Time Is on Our Side

When I meditate – which I do sporadically, though I keep intending to get more regular about it because it always makes me feel better – I see myself as being one with the universe.

I don’t mean I’m the all-encompassing universe all by myself. I mean I’m a tiny speck of this amazing great whole.

I find this very comforting. It reminds me that so much of what is touted as of paramount importance is really meaningless.

It doesn’t mean that I shouldn’t try to do good in the world as best I can, but it does help me let go of too much attachment to the outcome of anything I do. These days, with so much damage being done to our lives every day, I find it helpful to remember that while doing is up to me, outcomes aren’t.

In his book Four Thousand Weeks: Time Management for Mortals, Oliver Burkeman has a chapter called “Cosmic Insignificance Theory,” which I think is much the same thing as my meditation. He observes:

Truly doing justice to the astonishing gift of a few thousand weeks [four thousand weeks is an average human lifespan] isn’t a matter of resolving to “do something remarkable” with them. In fact, it entails precisely the opposite: refusing to hold them to an abstract and overdemanding standard of remarkableness, against which they can only ever be found wanting, and taking them instead on their own terms, dropping back down from godlike fantasies of cosmic significance into the experience of life as it concretely, finitely – and often enough, marvelously – really is.

Cosmic insignificance theory is diametrically opposed to the kind of world the broligarchs seem to be after, particularly the ones who think they’re going to live forever, perhaps uploaded and combined with some all-powerful “AI.”

It seems to be a religious quest, though I must say most religions don’t include people becoming gods, which is the undertone I get from all of this. For those of us who embrace our cosmic insignificance and don’t believe in gods, much less in becoming gods, living as good a life as we can for our short period of time feels worthwhile.

But if you’re trying to convince yourself you’re not cosmically insignificant, I suppose you would act as if you’re entitled to run the whole damn universe. Part of the broligarch vision seems to be spreading humanity throughout the universe – sort of the ultimate colonization.

I’m not quite sure if that is supposed to be actual physical people (and if so are they immortal or just a lot of minions for the broligarch gods?) or uploaded digital versions, but they talk in terms of trillions of people.

And apparently they’re through with Earth – they’re certainly not doing anything to stop climate change – or at least they want to use it up to build this future swarm of humanity.

The other day, The New York Times ran an op-ed in which someone called Elon Musk a “visionary” apparently because he is aware that the Sun will eventually get so hot that it will be impossible to live on Earth. That’s why he wants to go to Mars.

I’m pretty sure that the eventual death of the Sun will affect Mars, too, but I’ll give him the benefit of the doubt and assume he means it as a first step.

The thing is, what’s the big hurry?

Our Sun will probably die out in about 5 billion years. Earth might become uninhabitable due to changes in the sun in about a billion years.

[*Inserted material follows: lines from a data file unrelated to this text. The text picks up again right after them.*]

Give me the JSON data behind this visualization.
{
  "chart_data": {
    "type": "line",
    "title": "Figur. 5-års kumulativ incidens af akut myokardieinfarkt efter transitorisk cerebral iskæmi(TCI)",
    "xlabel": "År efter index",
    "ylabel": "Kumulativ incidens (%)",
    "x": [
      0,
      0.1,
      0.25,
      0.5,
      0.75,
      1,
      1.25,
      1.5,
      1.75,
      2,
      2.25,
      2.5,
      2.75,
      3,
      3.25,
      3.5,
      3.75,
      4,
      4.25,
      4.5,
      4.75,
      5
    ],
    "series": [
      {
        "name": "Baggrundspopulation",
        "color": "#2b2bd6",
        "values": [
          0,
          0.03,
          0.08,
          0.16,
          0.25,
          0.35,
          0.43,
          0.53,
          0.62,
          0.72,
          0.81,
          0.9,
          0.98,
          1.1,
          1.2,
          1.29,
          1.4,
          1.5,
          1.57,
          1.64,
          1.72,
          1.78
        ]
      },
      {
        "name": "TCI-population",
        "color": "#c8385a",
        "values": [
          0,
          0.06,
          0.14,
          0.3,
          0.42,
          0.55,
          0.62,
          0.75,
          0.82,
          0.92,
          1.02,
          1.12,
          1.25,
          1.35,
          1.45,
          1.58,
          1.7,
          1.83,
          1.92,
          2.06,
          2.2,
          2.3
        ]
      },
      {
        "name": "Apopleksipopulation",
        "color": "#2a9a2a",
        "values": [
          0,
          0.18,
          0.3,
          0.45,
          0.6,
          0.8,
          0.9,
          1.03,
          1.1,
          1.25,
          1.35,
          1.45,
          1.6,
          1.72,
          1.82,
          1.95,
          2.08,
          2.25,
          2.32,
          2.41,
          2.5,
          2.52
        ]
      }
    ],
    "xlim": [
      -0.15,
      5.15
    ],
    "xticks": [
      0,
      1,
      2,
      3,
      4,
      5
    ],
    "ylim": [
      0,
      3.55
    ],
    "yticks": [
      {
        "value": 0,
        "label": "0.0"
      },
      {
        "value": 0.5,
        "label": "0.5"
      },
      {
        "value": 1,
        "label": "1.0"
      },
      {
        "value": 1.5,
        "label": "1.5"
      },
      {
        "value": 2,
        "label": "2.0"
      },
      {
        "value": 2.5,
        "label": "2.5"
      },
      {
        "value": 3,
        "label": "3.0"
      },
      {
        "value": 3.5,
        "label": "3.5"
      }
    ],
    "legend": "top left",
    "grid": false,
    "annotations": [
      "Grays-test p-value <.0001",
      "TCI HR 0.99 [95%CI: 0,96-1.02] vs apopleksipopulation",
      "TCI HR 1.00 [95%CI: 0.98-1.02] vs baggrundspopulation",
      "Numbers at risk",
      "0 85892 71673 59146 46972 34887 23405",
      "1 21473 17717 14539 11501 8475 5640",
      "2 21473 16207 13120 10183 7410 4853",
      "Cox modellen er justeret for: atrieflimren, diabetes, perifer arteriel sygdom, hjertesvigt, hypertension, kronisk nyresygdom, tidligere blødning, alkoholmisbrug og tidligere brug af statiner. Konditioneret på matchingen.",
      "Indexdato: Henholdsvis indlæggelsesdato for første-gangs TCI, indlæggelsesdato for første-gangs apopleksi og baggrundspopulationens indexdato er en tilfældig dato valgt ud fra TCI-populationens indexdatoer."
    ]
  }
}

I mean, we’ve got time, assuming the human race or whatever we might evolve into is still around by then.

Just as a point of contrast, in Burkeman’s book he points out that human civilization is about six thousand years old, by which I believe he means the points where we had some large organized societies in China and Egypt and so forth. Ancestors that can be seen as human go back on the planet about 150 thousand years, give or take.

We haven’t been around all that long, not even close to a million years, much less a billion, and though some of our ancestors were pretty good at living in reasonable balance with the Earth, as a whole we’re still struggling with how to live well on a planet that is absolutely perfect for human life (or we wouldn’t exist).

I often feel like we’re just getting to the point where we can begin to understand things.

So what’s the rush about moving out into the rest of the galaxy and then the Universe? We have time. We have lots of time.

We can spend the next million years figuring out how to explore the place. Maybe we’ll figure out how to deal with radiation and how to reproduce in places that are not as conducive to our health as the Earth.

Maybe faster than light travel – or something better – will eventually exist in real time and not just in the pages of science fiction. (I mean, I used it in The Weave. I like the idea, but it does seem like we’re going to have to understand a great deal more before it becomes more than a useful plot device.)

If we don’t blow ourselves up and instead figure out how to live well on this planet and safely explore beyond it, in a million years we might really know something.

And it will still be another 999 million years before the Sun gets too hot for us here.

Pretty sure the Universe can wait until we know what we’re doing.